In China, Locke is best known not for his work on trade or visas but for being the firstU.S. ambassador here who is Chinese American.

Before he even landed in China, photographs of him buying coffee at a Starbucks at the Seattle airport went viral. For Chinese, the image of a U.S. dignitary, who looked ethnically like their own officials, carrying his own luggage and fetching his own coffee made their party leaders seem deeply out of touch.

Locke’s personal narrative as the son of an immigrant family who worked his way to a senior U.S. government position has also served as a constant promotion of American possibilities.

Even now, Locke is swarmed at events and sometimes asked to pose for hundreds of pictures at a time.

The constant picture-taking wears on him at times, Locke said, “but it makes the people I meet feel good. It’s a small price to pay for that kind of personal diplomacy.”

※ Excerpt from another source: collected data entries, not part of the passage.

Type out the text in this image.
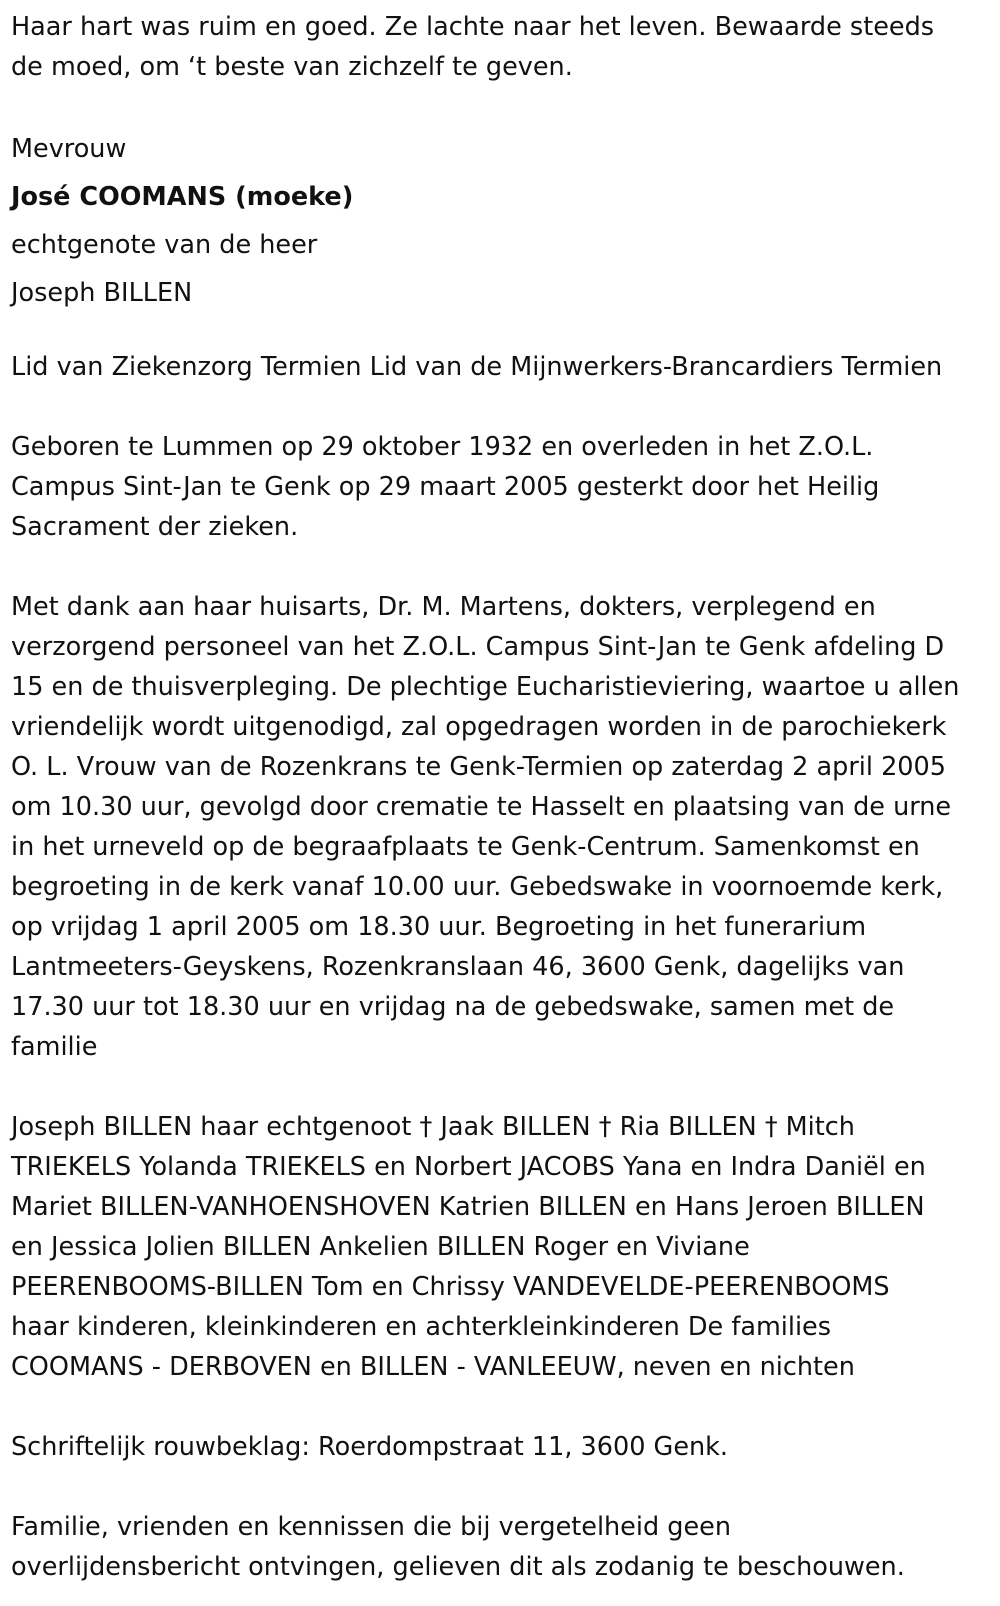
Haar hart was ruim en goed. Ze lachte naar het leven. Bewaarde steeds
de moed, om ‘t beste van zichzelf te geven.

Mevrouw
José COOMANS (moeke)
echtgenote van de heer
Joseph BILLEN

Lid van Ziekenzorg Termien Lid van de Mijnwerkers-Brancardiers Termien

Geboren te Lummen op 29 oktober 1932 en overleden in het Z.O.L.
Campus Sint-Jan te Genk op 29 maart 2005 gesterkt door het Heilig
Sacrament der zieken.

Met dank aan haar huisarts, Dr. M. Martens, dokters, verplegend en
verzorgend personeel van het Z.O.L. Campus Sint-Jan te Genk afdeling D
15 en de thuisverpleging. De plechtige Eucharistieviering, waartoe u allen
vriendelijk wordt uitgenodigd, zal opgedragen worden in de parochiekerk
O. L. Vrouw van de Rozenkrans te Genk-Termien op zaterdag 2 april 2005
om 10.30 uur, gevolgd door crematie te Hasselt en plaatsing van de urne
in het urneveld op de begraafplaats te Genk-Centrum. Samenkomst en
begroeting in de kerk vanaf 10.00 uur. Gebedswake in voornoemde kerk,
op vrijdag 1 april 2005 om 18.30 uur. Begroeting in het funerarium
Lantmeeters-Geyskens, Rozenkranslaan 46, 3600 Genk, dagelijks van
17.30 uur tot 18.30 uur en vrijdag na de gebedswake, samen met de
familie

Joseph BILLEN haar echtgenoot † Jaak BILLEN † Ria BILLEN † Mitch
TRIEKELS Yolanda TRIEKELS en Norbert JACOBS Yana en Indra Daniël en
Mariet BILLEN-VANHOENSHOVEN Katrien BILLEN en Hans Jeroen BILLEN
en Jessica Jolien BILLEN Ankelien BILLEN Roger en Viviane
PEERENBOOMS-BILLEN Tom en Chrissy VANDEVELDE-PEERENBOOMS
haar kinderen, kleinkinderen en achterkleinkinderen De families
COOMANS - DERBOVEN en BILLEN - VANLEEUW, neven en nichten

Schriftelijk rouwbeklag: Roerdompstraat 11, 3600 Genk.

Familie, vrienden en kennissen die bij vergetelheid geen
overlijdensbericht ontvingen, gelieven dit als zodanig te beschouwen.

With his replacement, Sen. Max Baucus (D-Mont.), in the confirmation process, Locke has said that he plans to leave by March 1. He said he is resigning because he and his wife want to give their eldest daughter a chance to spend her junior and senior years at a U.S. high school.

Locke said he hasn’t decided what he’ll do next, but he rules out a run for public office.

As part of his farewell tour, Locke recently made a final pilgrimage to his family’s ancestral home among the muddy rice paddies of Taishan in Guangdong province. When he arrived in the village, hundreds of people erupted in cheers, and many vied to get one last photo with him.

“I’m just a villager. I don’t know anything about U.S.-China relations,” one distant relative, Lok Gufei, 57, said. “But he is our most famous brother. And we are proud of who he is and what he represents.”